Referred Pain from Distant Tumors

Pain felt in the shoulder can originate from a tumor located far from the joint, a phenomenon known as referred pain. This occurs because internal organs and distant structures share common nerve pathways with the sensory nerves of the shoulder region. The nervous system misinterprets the signal from the internal source, projecting the sensation to the shoulder area. A classic example involves Pancoast tumors, a specific type of lung cancer that develops in the superior sulcus (the apex of the lung). Due to this location, the tumor can invade the nearby brachial plexus, a complex network of nerves supplying sensation and movement to the shoulder, arm, and hand. This invasion causes sharp, radiating shoulder pain that can extend down the arm, often accompanied by numbness, tingling, or muscle weakness. Tumors or abscesses affecting the diaphragm, liver, or gallbladder can irritate the phrenic nerve, consequently referring pain to the right shoulder tip.
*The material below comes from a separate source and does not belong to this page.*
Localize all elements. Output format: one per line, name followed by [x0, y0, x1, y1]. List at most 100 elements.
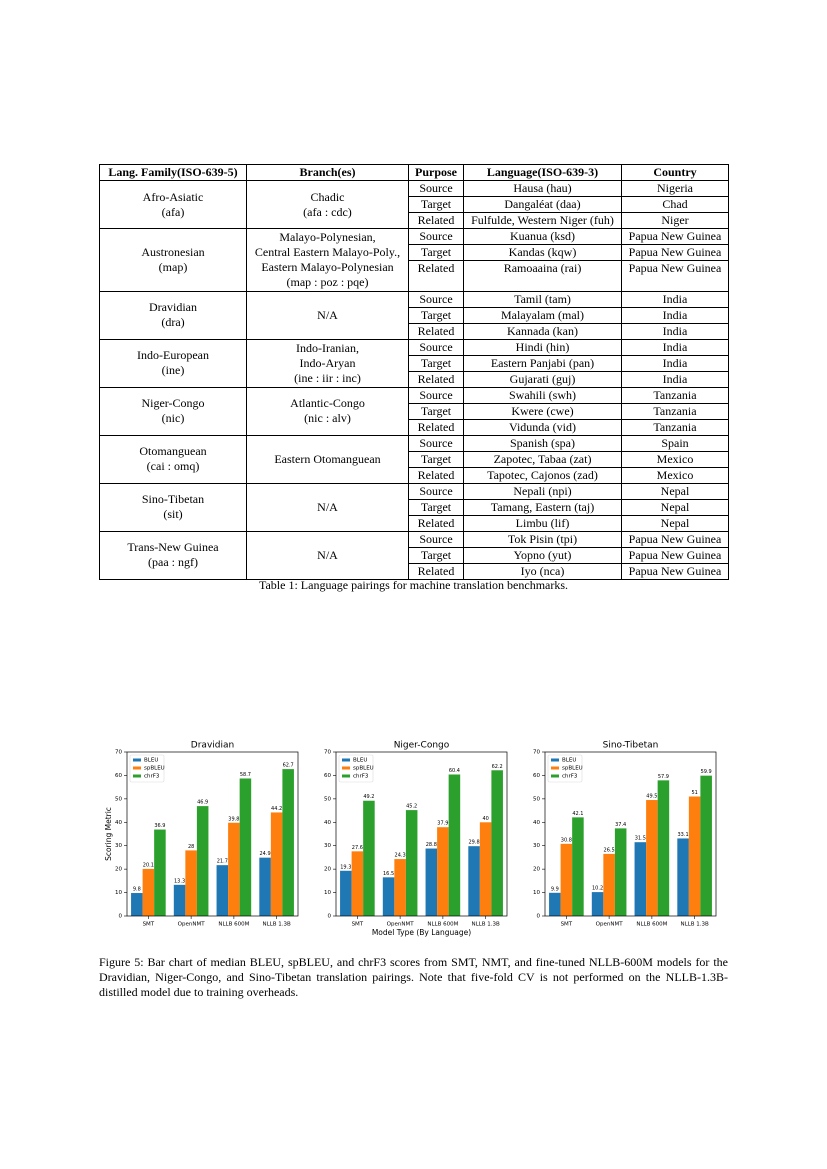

When to Consult a Medical Professional

Seeking a medical evaluation is prudent for any persistent or unusual shoulder pain. Specific warning signs necessitate an urgent appointment, particularly pain that occurs at rest, wakes a person from sleep, or fails to improve after two to four weeks of conservative management. The presence of non-mechanical pain characteristics, combined with systemic symptoms like unexplained weight loss or prolonged fever, warrants immediate investigation. The initial diagnostic process typically begins with a thorough physical examination and standard X-rays to look for structural damage or bone lesions. If a non-musculoskeletal cause is suspected, a medical professional may order advanced imaging, such as a CT scan or MRI, or specific blood work. While cancer is an uncommon cause of shoulder pain, persistent or atypical symptoms should always be investigated to ensure timely diagnosis and treatment.